I can’t help but remember that this is exactly as it happened to me, at the age of 16. I was typically seizing all of life’s pleasures with the gusto of youth, imagining that I would “return” to God when life was more conveniently arranged with sobriety (and boredom). I’d stop sleeping with my boyfriend, stop partying with my friends, stop lying to my parents, stop stealing lingerie from Victoria’s Secret when I was thirty and driving a minivan. I was not looking for God in any meaningful way, and still, the circumstances of my life were providentially arranged for the July day in 1990 when I stood beside a lake and heard, somewhere deep within me, the summons of the living Christ. I was not looking, was not watching, was not waiting—and he came anyway, making an offer of abundant life that I could not refuse. His “inner parts” stirred and his “compassion” was not held back from me though there was nothing to commend me to his notice. That this is my story is a humbling reminder that I was dead in my sins, deaf to his voice, and the only solution was a rescue operation.
God was forced to act because I could not.
And isn’t this just where we all begin, in the Christian life? Our backs turned—and God comes to us, sings his love over us, bids us to come and follow though it means a death to former ways, even a former self. It means that I can still hope for God to come and to act when I am not praying as I should, not hoping as I must, not rehearsing the truth I know but cannot now recall.
Advent announces that God acts, when we don’t. And on a Monday morning, with boxes of Christmas decorations brought up from the basement and yet to be opened, I find that a saving thought. I am often too tired to act, too unwilling to act, to indifferent to act—and God comes anyway.
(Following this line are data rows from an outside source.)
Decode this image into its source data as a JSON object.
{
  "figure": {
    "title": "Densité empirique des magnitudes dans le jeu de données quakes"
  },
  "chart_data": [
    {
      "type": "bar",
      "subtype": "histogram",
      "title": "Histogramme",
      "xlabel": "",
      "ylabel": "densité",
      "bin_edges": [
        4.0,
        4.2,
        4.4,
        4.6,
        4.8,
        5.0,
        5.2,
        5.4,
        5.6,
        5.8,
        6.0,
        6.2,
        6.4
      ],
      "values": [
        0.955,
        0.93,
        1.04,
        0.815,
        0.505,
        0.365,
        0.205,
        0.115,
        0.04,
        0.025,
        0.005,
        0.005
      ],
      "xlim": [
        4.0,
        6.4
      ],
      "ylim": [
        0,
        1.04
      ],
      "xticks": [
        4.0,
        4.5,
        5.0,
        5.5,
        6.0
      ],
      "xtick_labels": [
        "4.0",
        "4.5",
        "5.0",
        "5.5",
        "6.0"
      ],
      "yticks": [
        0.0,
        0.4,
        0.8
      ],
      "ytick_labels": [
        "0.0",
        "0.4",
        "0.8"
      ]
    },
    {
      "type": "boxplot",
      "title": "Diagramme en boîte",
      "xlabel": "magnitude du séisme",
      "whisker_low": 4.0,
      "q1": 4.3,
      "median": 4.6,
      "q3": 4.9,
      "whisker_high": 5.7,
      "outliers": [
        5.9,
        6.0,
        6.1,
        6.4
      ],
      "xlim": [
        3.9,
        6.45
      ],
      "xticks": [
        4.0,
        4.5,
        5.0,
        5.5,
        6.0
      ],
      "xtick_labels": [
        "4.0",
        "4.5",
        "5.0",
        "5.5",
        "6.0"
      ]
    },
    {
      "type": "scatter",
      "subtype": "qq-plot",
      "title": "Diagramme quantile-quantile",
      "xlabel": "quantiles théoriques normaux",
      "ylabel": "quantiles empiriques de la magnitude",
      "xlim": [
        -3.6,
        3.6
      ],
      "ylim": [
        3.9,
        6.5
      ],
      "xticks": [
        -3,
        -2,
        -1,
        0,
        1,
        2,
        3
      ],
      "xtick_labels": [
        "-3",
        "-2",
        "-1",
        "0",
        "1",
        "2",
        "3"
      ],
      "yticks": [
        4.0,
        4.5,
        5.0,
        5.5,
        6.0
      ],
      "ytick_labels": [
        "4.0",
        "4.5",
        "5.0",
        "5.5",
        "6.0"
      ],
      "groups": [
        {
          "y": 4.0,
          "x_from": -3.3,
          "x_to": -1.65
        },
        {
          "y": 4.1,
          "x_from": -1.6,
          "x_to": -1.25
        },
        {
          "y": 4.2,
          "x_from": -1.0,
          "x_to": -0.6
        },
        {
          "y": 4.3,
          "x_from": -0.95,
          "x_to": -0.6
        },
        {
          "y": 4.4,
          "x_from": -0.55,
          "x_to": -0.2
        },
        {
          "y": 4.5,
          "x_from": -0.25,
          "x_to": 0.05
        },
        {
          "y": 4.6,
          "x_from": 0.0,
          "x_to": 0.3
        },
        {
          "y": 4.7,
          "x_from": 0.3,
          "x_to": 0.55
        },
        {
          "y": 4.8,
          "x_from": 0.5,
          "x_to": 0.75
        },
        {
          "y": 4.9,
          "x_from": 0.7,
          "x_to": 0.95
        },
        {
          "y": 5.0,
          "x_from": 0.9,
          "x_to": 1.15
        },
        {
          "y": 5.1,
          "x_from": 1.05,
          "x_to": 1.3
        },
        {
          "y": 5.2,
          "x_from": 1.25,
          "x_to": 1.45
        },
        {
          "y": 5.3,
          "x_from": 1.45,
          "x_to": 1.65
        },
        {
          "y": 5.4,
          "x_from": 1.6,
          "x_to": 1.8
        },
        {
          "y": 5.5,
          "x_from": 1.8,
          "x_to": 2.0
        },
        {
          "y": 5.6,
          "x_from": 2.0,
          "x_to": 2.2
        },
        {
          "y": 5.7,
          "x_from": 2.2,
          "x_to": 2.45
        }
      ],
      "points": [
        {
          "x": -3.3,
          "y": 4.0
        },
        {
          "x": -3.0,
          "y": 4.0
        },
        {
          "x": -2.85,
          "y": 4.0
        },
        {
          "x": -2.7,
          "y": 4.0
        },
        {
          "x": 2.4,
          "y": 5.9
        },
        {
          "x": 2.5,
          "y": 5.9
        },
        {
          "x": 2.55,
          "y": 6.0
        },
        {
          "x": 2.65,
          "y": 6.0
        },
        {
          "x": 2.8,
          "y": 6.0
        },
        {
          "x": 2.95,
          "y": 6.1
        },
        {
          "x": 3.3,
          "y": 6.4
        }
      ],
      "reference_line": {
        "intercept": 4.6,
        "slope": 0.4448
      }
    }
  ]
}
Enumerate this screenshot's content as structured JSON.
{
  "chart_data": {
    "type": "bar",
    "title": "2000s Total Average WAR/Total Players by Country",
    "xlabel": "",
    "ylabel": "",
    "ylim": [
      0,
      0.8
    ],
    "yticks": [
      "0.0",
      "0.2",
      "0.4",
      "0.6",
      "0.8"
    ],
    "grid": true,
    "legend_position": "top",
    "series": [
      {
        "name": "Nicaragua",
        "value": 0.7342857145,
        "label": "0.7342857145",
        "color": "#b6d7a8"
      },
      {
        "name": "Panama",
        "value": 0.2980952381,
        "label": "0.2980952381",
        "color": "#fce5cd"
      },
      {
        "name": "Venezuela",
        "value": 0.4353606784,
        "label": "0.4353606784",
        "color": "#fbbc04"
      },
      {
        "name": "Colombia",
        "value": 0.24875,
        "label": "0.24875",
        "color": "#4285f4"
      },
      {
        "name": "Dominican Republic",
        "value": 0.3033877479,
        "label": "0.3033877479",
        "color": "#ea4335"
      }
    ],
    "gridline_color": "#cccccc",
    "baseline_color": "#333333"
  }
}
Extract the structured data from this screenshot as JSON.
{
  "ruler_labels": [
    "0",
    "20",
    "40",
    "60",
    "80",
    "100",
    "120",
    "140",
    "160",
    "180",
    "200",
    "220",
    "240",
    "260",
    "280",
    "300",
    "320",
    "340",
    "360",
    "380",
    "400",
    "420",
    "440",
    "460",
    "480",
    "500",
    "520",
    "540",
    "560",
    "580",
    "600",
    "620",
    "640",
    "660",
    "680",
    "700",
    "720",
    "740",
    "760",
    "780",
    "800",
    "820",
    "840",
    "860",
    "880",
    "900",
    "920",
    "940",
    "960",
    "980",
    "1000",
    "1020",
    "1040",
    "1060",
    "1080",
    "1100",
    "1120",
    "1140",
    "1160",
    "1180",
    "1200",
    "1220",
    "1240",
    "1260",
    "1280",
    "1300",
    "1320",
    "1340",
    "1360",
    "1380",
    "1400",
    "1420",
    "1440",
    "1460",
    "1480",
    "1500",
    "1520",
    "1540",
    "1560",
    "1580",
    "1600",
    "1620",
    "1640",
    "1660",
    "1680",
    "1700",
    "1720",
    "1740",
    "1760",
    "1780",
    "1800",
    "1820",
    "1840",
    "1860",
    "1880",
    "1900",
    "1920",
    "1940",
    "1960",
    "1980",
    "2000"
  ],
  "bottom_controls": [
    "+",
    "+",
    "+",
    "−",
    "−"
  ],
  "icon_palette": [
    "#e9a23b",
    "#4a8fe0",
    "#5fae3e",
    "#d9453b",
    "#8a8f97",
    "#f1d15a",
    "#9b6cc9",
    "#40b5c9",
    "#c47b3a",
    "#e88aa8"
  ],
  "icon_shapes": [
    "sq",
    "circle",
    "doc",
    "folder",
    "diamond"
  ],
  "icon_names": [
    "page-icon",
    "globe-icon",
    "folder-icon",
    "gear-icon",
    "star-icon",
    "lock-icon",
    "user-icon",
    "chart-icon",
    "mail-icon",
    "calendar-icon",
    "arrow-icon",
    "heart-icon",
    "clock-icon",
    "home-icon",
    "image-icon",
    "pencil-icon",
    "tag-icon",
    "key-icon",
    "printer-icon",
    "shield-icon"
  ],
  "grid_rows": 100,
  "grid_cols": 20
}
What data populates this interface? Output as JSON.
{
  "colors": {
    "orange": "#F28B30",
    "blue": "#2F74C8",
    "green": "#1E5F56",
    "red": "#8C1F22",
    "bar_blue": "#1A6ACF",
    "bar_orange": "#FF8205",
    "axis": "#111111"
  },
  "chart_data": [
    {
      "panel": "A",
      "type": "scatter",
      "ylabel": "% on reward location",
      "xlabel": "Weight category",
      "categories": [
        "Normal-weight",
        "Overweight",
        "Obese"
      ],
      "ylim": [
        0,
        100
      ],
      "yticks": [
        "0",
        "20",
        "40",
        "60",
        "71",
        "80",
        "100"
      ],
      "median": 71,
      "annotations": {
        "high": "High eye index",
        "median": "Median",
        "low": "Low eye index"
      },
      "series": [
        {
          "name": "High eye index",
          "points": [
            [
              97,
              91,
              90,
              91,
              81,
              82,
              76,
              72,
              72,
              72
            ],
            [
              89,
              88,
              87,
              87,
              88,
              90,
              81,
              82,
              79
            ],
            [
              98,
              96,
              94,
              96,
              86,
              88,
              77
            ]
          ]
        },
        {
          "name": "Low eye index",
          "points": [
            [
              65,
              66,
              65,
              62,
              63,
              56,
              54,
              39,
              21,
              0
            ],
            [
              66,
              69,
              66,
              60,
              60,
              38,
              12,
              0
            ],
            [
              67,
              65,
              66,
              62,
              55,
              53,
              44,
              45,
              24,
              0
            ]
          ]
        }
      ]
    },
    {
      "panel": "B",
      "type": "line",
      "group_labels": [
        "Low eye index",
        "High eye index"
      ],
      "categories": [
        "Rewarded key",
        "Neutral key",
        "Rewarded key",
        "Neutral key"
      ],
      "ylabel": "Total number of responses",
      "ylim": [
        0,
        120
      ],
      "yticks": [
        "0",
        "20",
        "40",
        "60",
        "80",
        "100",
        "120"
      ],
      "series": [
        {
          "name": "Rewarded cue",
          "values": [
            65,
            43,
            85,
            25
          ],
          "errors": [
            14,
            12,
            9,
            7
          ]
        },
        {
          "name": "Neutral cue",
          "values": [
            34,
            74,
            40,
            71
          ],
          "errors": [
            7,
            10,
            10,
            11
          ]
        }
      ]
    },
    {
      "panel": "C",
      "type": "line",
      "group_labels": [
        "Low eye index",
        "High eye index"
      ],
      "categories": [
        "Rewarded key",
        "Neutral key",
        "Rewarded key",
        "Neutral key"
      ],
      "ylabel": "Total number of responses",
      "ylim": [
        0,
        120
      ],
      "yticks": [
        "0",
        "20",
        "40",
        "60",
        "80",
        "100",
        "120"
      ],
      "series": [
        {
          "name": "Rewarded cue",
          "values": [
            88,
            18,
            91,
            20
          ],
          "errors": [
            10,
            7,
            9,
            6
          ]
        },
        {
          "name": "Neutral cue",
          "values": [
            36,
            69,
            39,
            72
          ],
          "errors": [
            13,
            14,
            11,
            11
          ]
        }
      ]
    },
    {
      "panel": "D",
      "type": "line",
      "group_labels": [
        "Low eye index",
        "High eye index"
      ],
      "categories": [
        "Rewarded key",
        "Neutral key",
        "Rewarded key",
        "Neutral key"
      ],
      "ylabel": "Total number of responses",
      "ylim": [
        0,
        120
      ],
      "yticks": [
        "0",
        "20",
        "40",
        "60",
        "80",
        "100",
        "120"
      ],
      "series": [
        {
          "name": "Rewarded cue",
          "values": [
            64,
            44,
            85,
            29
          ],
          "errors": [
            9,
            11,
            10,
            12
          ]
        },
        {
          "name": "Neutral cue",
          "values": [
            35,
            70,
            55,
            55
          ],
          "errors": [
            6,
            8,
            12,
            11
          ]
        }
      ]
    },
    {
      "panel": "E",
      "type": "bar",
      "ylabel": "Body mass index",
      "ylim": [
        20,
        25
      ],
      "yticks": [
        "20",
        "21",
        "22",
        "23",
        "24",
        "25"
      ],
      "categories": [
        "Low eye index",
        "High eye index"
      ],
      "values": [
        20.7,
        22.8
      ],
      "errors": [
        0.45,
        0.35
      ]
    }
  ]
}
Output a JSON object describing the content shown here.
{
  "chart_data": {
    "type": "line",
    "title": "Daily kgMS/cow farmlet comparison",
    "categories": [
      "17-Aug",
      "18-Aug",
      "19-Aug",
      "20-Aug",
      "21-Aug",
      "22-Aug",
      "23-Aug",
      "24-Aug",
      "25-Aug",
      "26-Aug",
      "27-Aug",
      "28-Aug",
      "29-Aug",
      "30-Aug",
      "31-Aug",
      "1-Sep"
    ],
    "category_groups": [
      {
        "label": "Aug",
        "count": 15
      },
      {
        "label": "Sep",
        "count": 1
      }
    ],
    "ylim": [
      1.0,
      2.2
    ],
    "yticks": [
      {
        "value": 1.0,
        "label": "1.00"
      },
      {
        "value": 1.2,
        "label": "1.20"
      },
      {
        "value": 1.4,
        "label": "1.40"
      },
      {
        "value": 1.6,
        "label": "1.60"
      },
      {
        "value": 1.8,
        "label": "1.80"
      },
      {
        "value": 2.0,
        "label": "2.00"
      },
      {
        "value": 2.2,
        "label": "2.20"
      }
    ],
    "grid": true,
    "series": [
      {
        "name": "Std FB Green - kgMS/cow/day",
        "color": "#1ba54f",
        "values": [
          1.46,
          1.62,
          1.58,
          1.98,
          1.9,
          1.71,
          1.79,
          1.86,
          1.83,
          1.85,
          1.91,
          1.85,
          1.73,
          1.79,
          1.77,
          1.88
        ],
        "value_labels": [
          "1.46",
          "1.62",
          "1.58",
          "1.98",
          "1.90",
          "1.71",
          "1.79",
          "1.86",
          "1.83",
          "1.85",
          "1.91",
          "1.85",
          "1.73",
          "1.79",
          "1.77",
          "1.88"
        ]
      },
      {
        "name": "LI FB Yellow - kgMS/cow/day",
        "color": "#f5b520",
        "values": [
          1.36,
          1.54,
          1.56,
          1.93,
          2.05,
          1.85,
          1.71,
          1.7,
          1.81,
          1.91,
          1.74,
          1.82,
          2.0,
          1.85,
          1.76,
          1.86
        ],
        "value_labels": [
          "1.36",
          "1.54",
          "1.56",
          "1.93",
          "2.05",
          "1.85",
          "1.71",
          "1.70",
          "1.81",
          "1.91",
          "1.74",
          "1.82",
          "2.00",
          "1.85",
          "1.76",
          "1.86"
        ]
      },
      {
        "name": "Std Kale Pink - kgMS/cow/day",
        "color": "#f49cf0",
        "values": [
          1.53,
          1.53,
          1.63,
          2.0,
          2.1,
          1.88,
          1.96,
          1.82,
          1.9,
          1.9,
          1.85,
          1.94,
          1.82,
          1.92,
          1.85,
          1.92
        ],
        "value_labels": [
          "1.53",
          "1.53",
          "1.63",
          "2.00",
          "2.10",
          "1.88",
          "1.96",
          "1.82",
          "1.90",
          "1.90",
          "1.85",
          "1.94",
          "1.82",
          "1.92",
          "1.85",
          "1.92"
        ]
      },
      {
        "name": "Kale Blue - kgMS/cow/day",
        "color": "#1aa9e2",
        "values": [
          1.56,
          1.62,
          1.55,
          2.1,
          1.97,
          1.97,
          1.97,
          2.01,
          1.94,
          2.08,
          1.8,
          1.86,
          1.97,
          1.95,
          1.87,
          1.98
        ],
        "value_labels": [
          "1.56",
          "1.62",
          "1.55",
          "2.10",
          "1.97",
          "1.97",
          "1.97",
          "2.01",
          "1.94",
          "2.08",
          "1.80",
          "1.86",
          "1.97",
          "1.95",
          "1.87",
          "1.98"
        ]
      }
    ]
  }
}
This must have a truth Kenyon herself recognized, which she rendered in her poem, “Briefly It Enters, and Briefly Speaks.” Like the “I Am” statements in the Gospel of John, one imagines the voice of the narrator as the voice of Christ.
…
I am the patient gardener
of the dry and weedy garden…
I am the musk rose opening
unattended, the fern on the boggy summit . . .
I am the one whose love
overcomes you, already with you
when you think to call my name. . . .”
Wow. Thank You.
Beautiful reminder and reorientation. Fleming Rutledge was quoted yesterday in our first Advent sermon, and I love how your story illustrates the truth of God’s rescue operation. Grace indeed. So humbling, overwhelming, and needed. If Advent has done anything for me already, it’s been taking me back to my overwhelming need and God’s abundant, miraculous, and loving provision. I love what you’ve shared here. It has genuinely encouraged me today. Thank you.